Sejumlah bank memproyeksikan penyaluran kredit Usaha Mikro Kecil Menengah (UMKM), tidak akan mencapai target. Otoritas Jasa Keuangan (OJK) segera melakukan analisa terhadap rencana bisnis bank, termasuk pertemuan dengan bank-bank, yang diantaranya membahas rencana pertumbuhan kredit UMKM.
"OJK dan Pemerintah terus berupaya mendorong pertumbuhan UMKM guna mewujudkan pertumbuhan perekonomian nasional yang inklusif dan berkelanjutan," kata Kepala Eksekutif Pengawas Perbankan OJK, Dian Ediana Rae, dalam keterangan tertulisnya, Selasa (28/1).
Pada November 2024, Kredit UMKM mampu tumbuh sebesar 4,02 persen secara tahunan (year on year/yoy) ditengah tekanan terhadap kelas menengah serta dinamika perekonomian global.
Selanjutnya dalam mendukung pertumbuhan ekonomi nasional pada tahun 2025, Dian bilang terdapat beberapa program Pemerintah yang dirancang untuk menguatkan daya beli masyarakat, antara lain insentif Pajak Penghasilan bagi pekerja industri padat karya dan diskon pembelian listrik bagi pengguna kelas menengah.
Dengan adanya inisiatif Pemerintah dimaksud dan dukungan dari berbagai stakeholders diharapkan mampu menumbuhkan bisnis dan kredit UMKM lebih baik dibanding periode sebelumnya.
Advertisement
Fokus OJK Tahun 2025
Diberitakan sebelumnya, dalam mendorong pertumbuhan kredit di tahun 2025, OJK akan memfokuskan prioritasnya pada pengembangan kredit bagi UMKM.
Data per Oktober 2024 mencatat pertumbuhan kredit UMKM baru mencapai 4,76 persen, menunjukkan masih banyak pelaku UMKM yang belum memanfaatkan akses pembiayaan secara optimal.
Langkah ini sejalan dengan amanat Undang-Undang Pengembangan dan Penguatan Sektor Keuangan (UU P2SK), yang mewajibkan OJK untuk menerbitkan Peraturan OJK (POJK) guna mempermudah akses keuangan bagi UMKM.

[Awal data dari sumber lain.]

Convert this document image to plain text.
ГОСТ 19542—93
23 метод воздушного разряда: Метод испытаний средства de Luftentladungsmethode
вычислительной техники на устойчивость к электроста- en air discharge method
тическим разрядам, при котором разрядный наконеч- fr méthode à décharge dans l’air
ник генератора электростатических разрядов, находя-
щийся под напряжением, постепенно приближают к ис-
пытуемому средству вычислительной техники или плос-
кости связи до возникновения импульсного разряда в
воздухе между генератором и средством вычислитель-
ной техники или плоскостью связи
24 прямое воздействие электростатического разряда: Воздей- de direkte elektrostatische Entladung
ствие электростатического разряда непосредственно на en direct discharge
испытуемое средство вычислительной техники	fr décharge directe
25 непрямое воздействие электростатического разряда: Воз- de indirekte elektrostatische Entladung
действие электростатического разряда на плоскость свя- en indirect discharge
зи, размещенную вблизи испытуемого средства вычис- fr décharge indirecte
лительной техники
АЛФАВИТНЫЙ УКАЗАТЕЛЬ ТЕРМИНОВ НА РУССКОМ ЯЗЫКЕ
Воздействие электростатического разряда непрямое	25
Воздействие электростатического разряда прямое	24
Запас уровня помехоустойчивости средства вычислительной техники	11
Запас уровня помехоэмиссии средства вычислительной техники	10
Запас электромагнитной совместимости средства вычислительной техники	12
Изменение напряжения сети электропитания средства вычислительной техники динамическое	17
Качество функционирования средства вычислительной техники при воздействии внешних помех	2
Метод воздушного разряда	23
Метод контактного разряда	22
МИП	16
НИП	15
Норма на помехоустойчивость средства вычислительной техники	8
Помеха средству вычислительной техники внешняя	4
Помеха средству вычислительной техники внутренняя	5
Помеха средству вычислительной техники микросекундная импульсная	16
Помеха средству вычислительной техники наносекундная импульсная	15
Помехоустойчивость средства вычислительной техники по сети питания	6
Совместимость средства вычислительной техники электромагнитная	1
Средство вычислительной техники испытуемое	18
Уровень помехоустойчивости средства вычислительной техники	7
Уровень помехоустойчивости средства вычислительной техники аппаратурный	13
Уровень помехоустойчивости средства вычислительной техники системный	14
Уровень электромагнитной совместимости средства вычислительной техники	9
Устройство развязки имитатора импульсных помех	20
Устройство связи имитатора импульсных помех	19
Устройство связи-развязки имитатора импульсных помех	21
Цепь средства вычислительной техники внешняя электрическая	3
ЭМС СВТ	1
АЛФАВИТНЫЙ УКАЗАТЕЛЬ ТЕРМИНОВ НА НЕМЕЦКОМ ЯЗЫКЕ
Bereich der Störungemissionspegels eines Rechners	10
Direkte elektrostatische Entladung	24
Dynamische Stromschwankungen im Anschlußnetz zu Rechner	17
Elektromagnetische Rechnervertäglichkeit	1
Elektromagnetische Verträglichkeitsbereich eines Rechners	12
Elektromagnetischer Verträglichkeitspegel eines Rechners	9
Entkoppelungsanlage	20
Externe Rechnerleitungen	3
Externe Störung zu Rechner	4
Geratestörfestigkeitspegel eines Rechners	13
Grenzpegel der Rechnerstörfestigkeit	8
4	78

"Dalam rangka mendorong pertumbuhan kredit di tahun mendatang ini, khususnya tentu kita concern dengan kredit UMKM yang baru tumbuh 4,76 persen di posisi Oktober 2024," kataKepala Eksekutif Pengawas Perbankan Otoritas Jasa Keuangan (OJK), Dian Ediana Rae dalam konferensi pers, Jumat (13/12).
Dian menjelaskan POJK UMKM itu akan diatur terkait kemudahan akses pembiayaan UMKM, yakni dapat dilakukan oleh bank dan LJK non-bank.
"Tentunya melalui penetapan kebijakan khusus, penyusunan skema khusus antara lain melalui penyusunan skema kredit menyesuaikan karakteristik bisnis UMKM," terang Dian.